Despite stumbling in his first big test in charge of the U.S. women’s national soccer team, Vlatko Andonovski is expected to return as head coach and begin preparing for the 2023 World Cup, U.S. Soccer Federation President Cindy Parlow Cone said Saturday.

The federation’s evaluation of the Olympic shortfalls — a three-goal defeat to Sweden in the group opener, a semifinal loss to Canada and a bronze medal — has just gotten started, Parlow Cone said.

The federation is “taking a deep dive on the Olympics,” Parlow Cone said, but “I fully expect Vlatko to continue as our coach of the national team.”

She paused and, with a laugh, added, “unless he decides otherwise.”

Andonovski, 44, succeeded Jill Ellis, a two-time World Cup champion, in fall 2019. He is under contract through the 2023 World Cup in Australia and New Zealand.

Entering the Olympics, Andonovski carried a 22-0-1 record. But the top-ranked Americans were routed in their group debut by Sweden, ending a 44-game unbeaten streak over 2½ years.

After defeating New Zealand and drawing with Australia, they finished second in the group. A quarterfinal triumph over the Netherlands in a penalty kick shootout was followed by a 1-0 defeat to Canada, ending a 20-year unbeaten run in the series.

The United States, which has not won the gold medal since 2012, defeated Australia in the bronze-medal match, 4-2.

Andonovski received some criticism for relying on an aging core of players, and the team did not perform with its usual precision and ruthlessness. Since the Olympics ended, Carli Lloyd, a 39-year-old forward, announced she will retire this fall and Megan Rapinoe, 36, said she is evaluating her future.

The U.S. squad will play four friendlies in September and October, a farewell for some outgoing players and further integration of others. The team’s next important competition is next summer’s Concacaf W Championship, which will serve as qualifying for the 2023 World Cup and 2024 Olympics in Paris.

“After every event, we do a full breakdown on the evaluation of the team and how we can get better and further areas for improvement,” Parlow Cone said of the program at large. “That is just starting now.”

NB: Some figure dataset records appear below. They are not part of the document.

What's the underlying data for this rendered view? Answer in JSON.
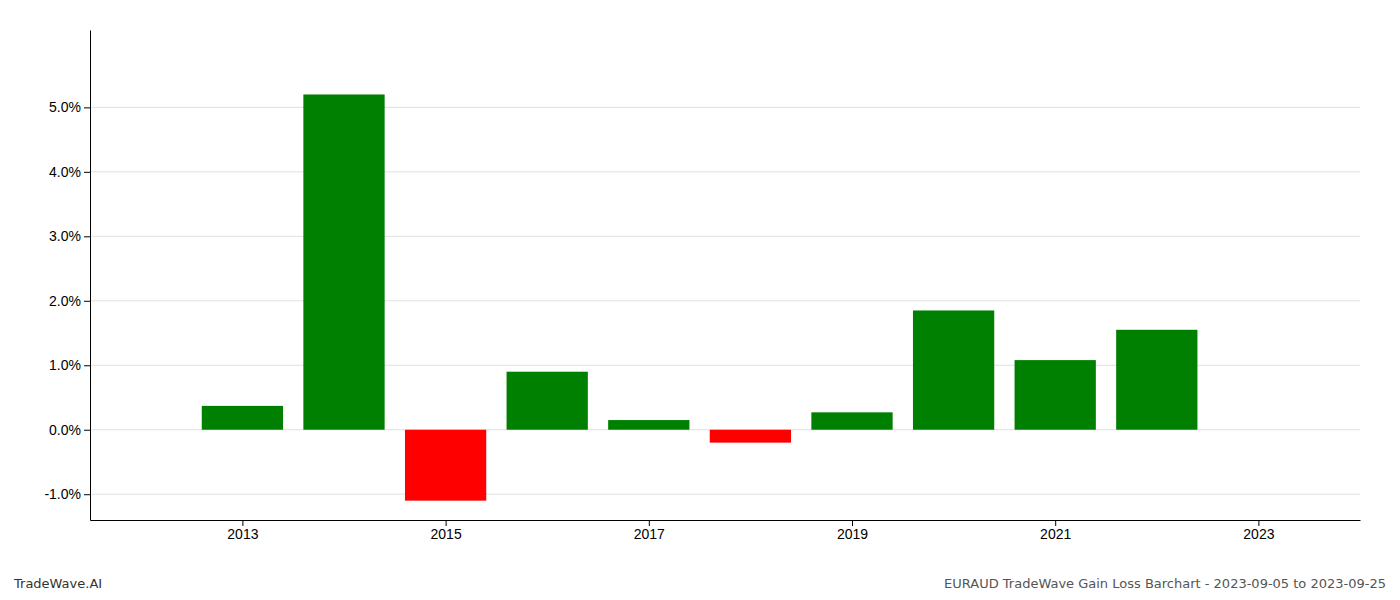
{
  "chart_data": {
    "type": "bar",
    "x": [
      2013,
      2014,
      2015,
      2016,
      2017,
      2018,
      2019,
      2020,
      2021,
      2022
    ],
    "values": [
      0.0037,
      0.052,
      -0.011,
      0.009,
      0.0015,
      -0.002,
      0.0027,
      0.0185,
      0.0108,
      0.0155
    ],
    "colors": [
      "#008000",
      "#008000",
      "#ff0000",
      "#008000",
      "#008000",
      "#ff0000",
      "#008000",
      "#008000",
      "#008000",
      "#008000"
    ],
    "xlim": [
      2011.5,
      2024.0
    ],
    "ylim": [
      -0.014,
      0.062
    ],
    "xticks": [
      2013,
      2015,
      2017,
      2019,
      2021,
      2023
    ],
    "yticks": [
      {
        "value": -0.01,
        "label": "-1.0%"
      },
      {
        "value": 0.0,
        "label": "0.0%"
      },
      {
        "value": 0.01,
        "label": "1.0%"
      },
      {
        "value": 0.02,
        "label": "2.0%"
      },
      {
        "value": 0.03,
        "label": "3.0%"
      },
      {
        "value": 0.04,
        "label": "4.0%"
      },
      {
        "value": 0.05,
        "label": "5.0%"
      }
    ],
    "grid": true,
    "annotations": [
      "TradeWave.AI",
      "EURAUD TradeWave Gain Loss Barchart - 2023-09-05 to 2023-09-25"
    ]
  }
}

Notes: Parlow Cone, a former U.S. national team star and the USSF’s first female president, said she will seek reelection in March. She accepted the role in March 2020 after Carlos Cordeiro’s resignation amid an uproar over the USSF’s handling of gender equity issues.

“I feel like there is a lot left to do,” Parlow Cone said. “I’ve spent my entire presidency [in pandemic times], which everyone knows the challenges that presents, but I think we are moving the federation in a new direction with our new leadership.”